100 1st group lens 110 Cover member 120 Barrier blade 130 Energizing member 140 Barrier driving member 150 1st group lens holding member 200 2nd group lens 210 2nd group lens holding member 300 3rd group lens 310 3rd group lens holding member 400 Aperture shutter member 500 Cam Cylinder 600 fixed cylinder 700 rectilinear cylinder 800 image sensor holding member 900 image sensor

Claims (3)

  A barrier blade 120 that covers the photographing aperture so that it can be opened and closed, a barrier driving member 140 that opens and closes the barrier blade, a first group lens holding member 150 that holds the barrier driving member 140 rotatably about the optical axis, and the first group In a lens barrel 1000 that includes a linear barrel 700 that restricts the lens holding member 150 from moving straight in the optical axis direction and engages with the barrier driving member 140 to rotate around the optical axis, the barrier blade 120 is closed.

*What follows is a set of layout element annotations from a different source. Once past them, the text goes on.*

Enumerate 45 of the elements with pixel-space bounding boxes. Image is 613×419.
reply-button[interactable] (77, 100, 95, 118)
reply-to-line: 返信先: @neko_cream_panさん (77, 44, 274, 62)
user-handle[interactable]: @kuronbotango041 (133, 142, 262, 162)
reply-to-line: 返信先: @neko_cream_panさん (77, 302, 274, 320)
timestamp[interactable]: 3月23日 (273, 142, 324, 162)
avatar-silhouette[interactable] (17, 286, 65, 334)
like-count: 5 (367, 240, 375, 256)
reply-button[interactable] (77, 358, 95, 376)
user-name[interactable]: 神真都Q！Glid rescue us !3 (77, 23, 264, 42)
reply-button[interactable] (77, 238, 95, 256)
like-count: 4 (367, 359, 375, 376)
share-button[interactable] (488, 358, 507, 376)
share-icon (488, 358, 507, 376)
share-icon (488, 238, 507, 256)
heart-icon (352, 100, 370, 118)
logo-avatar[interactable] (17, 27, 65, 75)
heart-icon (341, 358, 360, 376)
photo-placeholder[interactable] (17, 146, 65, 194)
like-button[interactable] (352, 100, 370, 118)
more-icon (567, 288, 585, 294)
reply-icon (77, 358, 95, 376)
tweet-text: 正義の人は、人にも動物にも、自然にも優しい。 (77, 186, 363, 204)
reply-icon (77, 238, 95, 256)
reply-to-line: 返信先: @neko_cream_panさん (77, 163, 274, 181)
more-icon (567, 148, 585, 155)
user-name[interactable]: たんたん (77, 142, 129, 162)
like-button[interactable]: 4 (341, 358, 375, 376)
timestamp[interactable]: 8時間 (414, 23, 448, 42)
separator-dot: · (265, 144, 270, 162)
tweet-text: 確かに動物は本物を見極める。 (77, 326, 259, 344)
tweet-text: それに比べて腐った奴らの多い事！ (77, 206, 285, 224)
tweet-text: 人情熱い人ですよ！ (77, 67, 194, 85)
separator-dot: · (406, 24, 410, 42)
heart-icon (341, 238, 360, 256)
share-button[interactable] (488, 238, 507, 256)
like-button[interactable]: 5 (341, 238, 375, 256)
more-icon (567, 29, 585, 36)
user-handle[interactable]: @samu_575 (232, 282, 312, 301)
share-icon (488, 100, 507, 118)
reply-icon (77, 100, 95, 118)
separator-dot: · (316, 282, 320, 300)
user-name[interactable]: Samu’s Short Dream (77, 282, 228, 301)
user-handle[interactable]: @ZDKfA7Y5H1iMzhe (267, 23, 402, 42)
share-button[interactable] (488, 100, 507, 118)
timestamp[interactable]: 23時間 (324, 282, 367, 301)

A lens barrel characterized in that a wall portion 705 is provided in a position adjacent to the engaging portion 706 that engages with the engaging portion 141 of the barrier driving member 140 in the rectilinear barrel 700.   2. The lens barrel according to claim 1, wherein the straight barrel 700 enters a position overlapping with the barrier blade 120 in the optical axis direction when the barrier blade 120 is closed. 3. The lens barrel according to claim 1, wherein the wall portion 705 overlaps the first group lens holding member 150 in an optical axis direction in a photographing state.